Finding Endorphins in an Unlikely Place: New Balance Girls Night Out

Hello, my name is Theodora.

NewImage

I like running.

I like group fitness.

I like cocktails.

I like summer and the pool and the beach.

I like dancing…when it is combined with the summer and the beach and cocktails late at night.

Dance as fitness?!

HELL NO.

If I’m being perfectly honest, it’s because I know I have less than zero rhythm, and I’m embarrassed and feel very inhibited — which is the opposite of what you’re supposed to be, but I’m an uptight bitch.

But I somehow have gone to TWO dance classes this week — one, I didn’t realize what I was getting myself into at an event and ended up Zumba-ing…still not my jam.

Tonight, though! My lovely New Balance people invited me to their Girls Night Out event. The purpose of these nights is to give women a free, fun way to bond over fitness instead of cocktails. (Or, hey, cocktails after…) The instructor tonight was Krystal, one of our Daily Burn trainers. It’s super important to me to support/stalk our DB fam, so I couldn’t say no!

And then I realized it was a dance workout…well, I wasn’t going to back out. So I brought my coworker Mallory with me, and we ran into Ashley and Heather there.

Girls Night Out

We met at the NB store on the UES and somehow fell behind everyone else chatting. By the time we walked in, the class had started and the only spots left were in the front. Let me remind you again — I do not like to dance and am not good at it.

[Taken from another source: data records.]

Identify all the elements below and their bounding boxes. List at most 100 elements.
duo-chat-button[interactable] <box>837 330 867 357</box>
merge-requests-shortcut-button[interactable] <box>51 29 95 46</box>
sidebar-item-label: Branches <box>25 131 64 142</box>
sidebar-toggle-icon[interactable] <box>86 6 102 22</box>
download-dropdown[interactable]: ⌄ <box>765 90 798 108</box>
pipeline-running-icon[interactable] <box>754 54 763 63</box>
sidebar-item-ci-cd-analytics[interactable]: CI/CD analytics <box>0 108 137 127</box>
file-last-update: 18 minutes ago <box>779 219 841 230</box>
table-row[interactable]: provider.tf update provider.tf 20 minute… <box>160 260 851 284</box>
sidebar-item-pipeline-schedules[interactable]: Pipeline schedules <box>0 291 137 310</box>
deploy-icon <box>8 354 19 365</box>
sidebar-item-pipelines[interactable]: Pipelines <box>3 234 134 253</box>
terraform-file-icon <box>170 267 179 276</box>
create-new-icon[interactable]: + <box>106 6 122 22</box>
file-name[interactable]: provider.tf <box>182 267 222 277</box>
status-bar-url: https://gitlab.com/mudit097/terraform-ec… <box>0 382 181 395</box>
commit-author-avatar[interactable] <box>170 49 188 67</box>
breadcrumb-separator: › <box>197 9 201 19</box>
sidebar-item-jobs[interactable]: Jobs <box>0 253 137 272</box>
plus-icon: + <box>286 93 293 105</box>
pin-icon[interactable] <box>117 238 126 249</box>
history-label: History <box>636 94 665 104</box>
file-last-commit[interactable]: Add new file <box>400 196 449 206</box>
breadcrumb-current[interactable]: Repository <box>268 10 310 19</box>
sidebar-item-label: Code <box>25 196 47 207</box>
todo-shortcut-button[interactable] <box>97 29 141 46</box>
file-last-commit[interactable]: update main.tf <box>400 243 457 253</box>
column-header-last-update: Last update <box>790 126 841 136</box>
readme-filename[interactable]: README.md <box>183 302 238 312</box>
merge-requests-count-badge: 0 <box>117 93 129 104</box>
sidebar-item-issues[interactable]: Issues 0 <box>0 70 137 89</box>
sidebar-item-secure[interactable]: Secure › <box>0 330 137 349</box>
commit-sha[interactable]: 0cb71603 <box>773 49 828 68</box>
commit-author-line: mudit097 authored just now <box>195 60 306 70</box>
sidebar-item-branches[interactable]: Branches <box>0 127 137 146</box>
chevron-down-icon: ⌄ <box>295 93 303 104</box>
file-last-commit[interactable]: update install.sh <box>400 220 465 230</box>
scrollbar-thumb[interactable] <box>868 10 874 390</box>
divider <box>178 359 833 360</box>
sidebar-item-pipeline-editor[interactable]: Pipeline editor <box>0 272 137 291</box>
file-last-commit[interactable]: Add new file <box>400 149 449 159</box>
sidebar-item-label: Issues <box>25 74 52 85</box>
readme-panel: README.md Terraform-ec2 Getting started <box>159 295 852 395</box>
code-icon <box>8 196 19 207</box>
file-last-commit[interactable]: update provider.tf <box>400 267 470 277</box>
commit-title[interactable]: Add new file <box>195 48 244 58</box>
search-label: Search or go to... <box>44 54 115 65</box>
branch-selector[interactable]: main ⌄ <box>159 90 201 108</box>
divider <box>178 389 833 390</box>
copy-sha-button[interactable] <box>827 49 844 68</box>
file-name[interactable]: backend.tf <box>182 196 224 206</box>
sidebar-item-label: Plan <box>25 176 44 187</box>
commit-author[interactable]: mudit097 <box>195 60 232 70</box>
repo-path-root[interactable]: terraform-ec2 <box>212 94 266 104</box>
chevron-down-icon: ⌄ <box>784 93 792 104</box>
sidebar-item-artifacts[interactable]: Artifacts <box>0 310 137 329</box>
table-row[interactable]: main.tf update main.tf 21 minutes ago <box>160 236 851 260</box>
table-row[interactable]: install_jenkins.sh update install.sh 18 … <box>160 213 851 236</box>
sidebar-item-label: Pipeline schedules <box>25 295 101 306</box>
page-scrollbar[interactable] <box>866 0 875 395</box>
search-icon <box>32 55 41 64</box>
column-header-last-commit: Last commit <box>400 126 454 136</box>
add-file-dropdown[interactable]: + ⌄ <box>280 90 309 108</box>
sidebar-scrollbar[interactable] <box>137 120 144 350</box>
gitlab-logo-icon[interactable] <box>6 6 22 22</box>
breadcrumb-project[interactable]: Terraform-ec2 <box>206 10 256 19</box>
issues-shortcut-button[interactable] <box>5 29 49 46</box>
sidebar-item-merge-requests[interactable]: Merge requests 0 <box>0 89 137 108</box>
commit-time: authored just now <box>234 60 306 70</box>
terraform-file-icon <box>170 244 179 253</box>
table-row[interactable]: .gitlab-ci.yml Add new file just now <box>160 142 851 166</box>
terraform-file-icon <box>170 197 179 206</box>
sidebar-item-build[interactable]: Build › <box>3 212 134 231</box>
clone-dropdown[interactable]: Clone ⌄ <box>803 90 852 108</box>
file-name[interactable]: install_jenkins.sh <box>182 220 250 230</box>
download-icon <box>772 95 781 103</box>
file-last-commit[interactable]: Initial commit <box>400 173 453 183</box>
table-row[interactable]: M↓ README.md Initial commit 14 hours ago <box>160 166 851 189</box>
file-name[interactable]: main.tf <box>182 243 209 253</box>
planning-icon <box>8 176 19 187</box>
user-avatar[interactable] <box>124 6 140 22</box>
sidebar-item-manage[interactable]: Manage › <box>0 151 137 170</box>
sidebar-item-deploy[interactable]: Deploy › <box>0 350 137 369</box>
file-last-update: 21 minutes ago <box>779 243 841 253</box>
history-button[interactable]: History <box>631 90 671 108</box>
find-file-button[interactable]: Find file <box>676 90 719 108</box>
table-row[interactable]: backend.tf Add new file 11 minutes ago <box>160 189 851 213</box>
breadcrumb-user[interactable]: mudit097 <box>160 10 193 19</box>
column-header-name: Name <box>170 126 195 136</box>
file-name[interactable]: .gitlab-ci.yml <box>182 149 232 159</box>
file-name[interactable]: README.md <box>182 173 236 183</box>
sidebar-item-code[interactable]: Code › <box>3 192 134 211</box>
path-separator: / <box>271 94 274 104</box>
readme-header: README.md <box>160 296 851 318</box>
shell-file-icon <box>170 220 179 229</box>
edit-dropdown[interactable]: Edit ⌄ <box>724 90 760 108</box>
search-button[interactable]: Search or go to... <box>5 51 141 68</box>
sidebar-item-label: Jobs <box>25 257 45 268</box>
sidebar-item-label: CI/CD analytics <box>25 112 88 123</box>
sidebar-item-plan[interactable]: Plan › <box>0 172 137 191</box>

But I had no choice but to get the hell over myself and dance my butt off in this cute outfit NB sent us. ( Top / jacket / bra / leggings / shoes) A quick note on the outfit: I loved the jacket, leggings and shoes (the Zante shoes are part of my regular rotation. I was not a Fresh Foam believer when it launched, but they’ve really improved on it, and it’s a great balance of responsive yet supportive now.) The bra…it was OK for dance (except when she had us do mountain climbers, but most bras can’t handle mountain climbers for me, to be fair), but it wouldn’t work for anything higher impact for me. The shirt was super cute…on others, but long and tight does my body no favors. 

Back to the dancing! I was happy to have Heather next to me, Ashley behind me, Mallory a few spots over, and know the lady behind the microphone. The first song or two were, um, interesting…and then I decided to just let go. If I was going to be the awkward girl in the front, I was going to be the awkward bad dancer, not the awkward, stiff girl in the front. So I shut up and danced. And it was actually pretty awesome, and I walked out with an entirely different type of endorphin high.

Two completely unrelated questions:

1. Team dance or no?

2. I’m starting to have some tightness in my left shoulder/neck which I know is entirely related to carrying a heavy tote every day. I’m thinking of joining Team Backpack. I wear workout clothes often to work (yes, dream job), so I want something more athleisure than sporty, if that makes sense — something that can dress up my workout clothes a bit and fit a laptop, workout clothes and bottle of wine. Any suggestions? No Herschel! (Just not for me.)

NEW GOAL RACE!

Goals Quotes

For most of the summer, I felt like utter crap. I tried, and I tried, and I tried to run, and it sucked. Or I said eff it, I don’t want to do this, and I didn’t run at all.

I’d said here earlier in the year I was running Richmond. I’d told friends and family and coworkers, and after not finishing Brooklyn, I didn’t want to say I wasn’t going to/couldn’t run Richmond.

But on Labor Day weekend, after not being able to run without feeling nauseous for most of the summer, I finally asked Jess what she thought. I knew in my heart what I should do but needed to hear it from someone else. “I think you need to figure out this sinus stuff without having to worry about marathon training,” she said.

And I both felt a weight lifted and sad all at the same time. For the past few weeks, I’ve felt something off making fall plans, seeing people’s Instagrams. Fall just means long runs to me, and usually marathons.

But then I started wondering if I’d lost my ability to run forever. I kept thinking if I should find another race or not. I started thinking about the Rehoboth Marathon in December. But after feeling so crappy for most of the summer, I didn’t want to risk starting to train and feeling crappy again. 

In an unusually-zen-for-me move, I decided to let the goal go until something came to me I couldn’t say no to.

I started thinking more and more about a fall local-ish half…

and then Meredith made a fabulous suggestion, and a decision was made:

Falling Leaves Half

It’s local, it’s near the National Tennis Center, and it’s the site of my first tri — so it’s a (weirdly) special area to me. Also, it’s on the same day as Richmond, so I’ll be happy to be running a race that day.

Sometimes life throws you lemons…and you make maple syrup. Or something.